Discussion will begin on or near the prearranged time. Per the Moderator Guide, after short introductions, the moderator will ease participants into a discussion of specific topics with more general “warm-up” questions. The moderator will not pose any questions of a sensitive or private nature. The moderator will continue to facilitate the discussion until all of the topics in the moderator guide have been addressed as time allows. Should time begin to run short, the moderator will highlight some key questions (starred in the Moderator Guide). Time will be allowed to address ideas and questions spontaneously generated from the discussion. In addition, a specific time will be set aside for participants to ask questions of the moderator. Reliability and validity will be assessed iteratively within the discussions by revisiting participants’ verbalizations and asking for clarification. This will be done both within the course of the individual sessions and between the separate sessions.

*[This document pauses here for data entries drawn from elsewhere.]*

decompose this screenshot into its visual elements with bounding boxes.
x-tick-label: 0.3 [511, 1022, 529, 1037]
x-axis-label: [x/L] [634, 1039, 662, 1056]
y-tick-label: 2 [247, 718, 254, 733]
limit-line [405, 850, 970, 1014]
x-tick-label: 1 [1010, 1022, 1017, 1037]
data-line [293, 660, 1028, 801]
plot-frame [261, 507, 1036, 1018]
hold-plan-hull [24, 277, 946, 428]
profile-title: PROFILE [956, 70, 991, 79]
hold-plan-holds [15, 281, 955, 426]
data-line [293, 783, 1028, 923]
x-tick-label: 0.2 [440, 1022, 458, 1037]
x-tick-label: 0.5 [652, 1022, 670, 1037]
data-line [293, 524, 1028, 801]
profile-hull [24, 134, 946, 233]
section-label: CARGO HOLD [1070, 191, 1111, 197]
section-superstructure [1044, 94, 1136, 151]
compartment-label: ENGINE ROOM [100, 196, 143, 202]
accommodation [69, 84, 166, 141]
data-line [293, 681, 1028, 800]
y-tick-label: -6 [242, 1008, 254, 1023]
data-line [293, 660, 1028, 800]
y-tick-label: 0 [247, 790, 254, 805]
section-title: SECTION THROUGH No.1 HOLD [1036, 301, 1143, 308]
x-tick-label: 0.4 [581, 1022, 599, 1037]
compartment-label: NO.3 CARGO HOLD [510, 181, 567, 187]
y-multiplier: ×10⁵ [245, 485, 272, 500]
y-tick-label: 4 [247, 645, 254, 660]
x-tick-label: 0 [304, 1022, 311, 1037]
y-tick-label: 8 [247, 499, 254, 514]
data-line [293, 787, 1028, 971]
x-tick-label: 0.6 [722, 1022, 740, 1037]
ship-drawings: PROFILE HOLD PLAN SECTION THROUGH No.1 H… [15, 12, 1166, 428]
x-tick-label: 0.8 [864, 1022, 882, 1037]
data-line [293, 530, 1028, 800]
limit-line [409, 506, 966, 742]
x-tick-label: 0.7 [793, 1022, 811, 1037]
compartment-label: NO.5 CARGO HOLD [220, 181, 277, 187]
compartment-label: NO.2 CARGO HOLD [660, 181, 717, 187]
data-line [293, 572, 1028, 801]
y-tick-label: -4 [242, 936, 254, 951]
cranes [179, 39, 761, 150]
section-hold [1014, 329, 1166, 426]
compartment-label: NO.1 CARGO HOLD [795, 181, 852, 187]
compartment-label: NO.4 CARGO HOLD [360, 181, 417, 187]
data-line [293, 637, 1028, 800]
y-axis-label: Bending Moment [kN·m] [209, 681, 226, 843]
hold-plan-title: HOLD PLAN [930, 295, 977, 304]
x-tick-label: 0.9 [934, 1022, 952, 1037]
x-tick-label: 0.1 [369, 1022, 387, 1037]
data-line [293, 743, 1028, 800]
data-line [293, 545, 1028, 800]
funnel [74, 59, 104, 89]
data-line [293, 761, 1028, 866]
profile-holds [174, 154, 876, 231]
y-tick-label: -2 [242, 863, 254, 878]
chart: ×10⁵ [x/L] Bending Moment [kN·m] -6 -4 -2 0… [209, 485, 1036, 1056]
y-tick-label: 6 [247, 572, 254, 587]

Using the notes and audio tapes, the moderator and note taker will prepare final interpretive reports for the six (6) groups. The raw data for these reports will be the words, phrases, sentences, and non-verbal responses of the participants. The final report will be based on the discursive data gathered from each group. The report will detail the characteristics of each group and will highlight variations and commonalities between the groups. Since focus group research constitutes a qualitative methodology, quantitative results will not be reported.


c. Expected response rate


The Contractor will recruit approximately seventy-two (72) individuals, expecting to have eight (8) to ten (10) participants per group. No more than twelve (12) participants will participate in a group. Past experience has shown that this amount of over-recruitment generally ensures that enough participants will arrive for the groups.


As described in section 2b, the Contractor will contact potential respondents by telephone and screen them for eligibility. Participants will receive a $75 incentive for their participation. They will receive a reminder email/phone call 2-3 days prior to the scheduled session.


Rationale for Incentives: The Contractor (Booz Allen) has recommended that participants be offered $75. These estimates are based on the contractor’s experience with past qualitative studies, and on our investigation of standard incentives across multiple metro regions. Incentives reflect the value that a focus group participant places on their free time. Our investigation revealed that standard rates varied from $65 to $100, with an average price of $79. Table 1 provides an overview of our findings.


Table 1. Focus Group Facilities Contacted and Quoted Incentive Prices


Focus Group Facility

Location

Incentive Price

Essman Research

Des Moines, IA

$75

Metro Research

Fairfax, VA and Alexandria, VA

$100

Opinions Unlimited

Dallas, TX

$75

Plaza Research

San Diego, CA

$75 - $100 depending on location within the San Diego Area

Shugoll Research

Bethesda, MD

$85

Taylor Research Group

San Diego, CA

$65

a All inquiries to focus group facilities were made on February 18, 2011. Locations notionally represent our proposed locations for conducting these focus groups



Booz Allen’s experience in this area, and our investigations of customary incentives used industry-wide, indicate that offering an incentive that is below the accepted rate will result in increased costs that exceed the amount saved on a reduced incentive. The consequences of an insufficient incentive include the following.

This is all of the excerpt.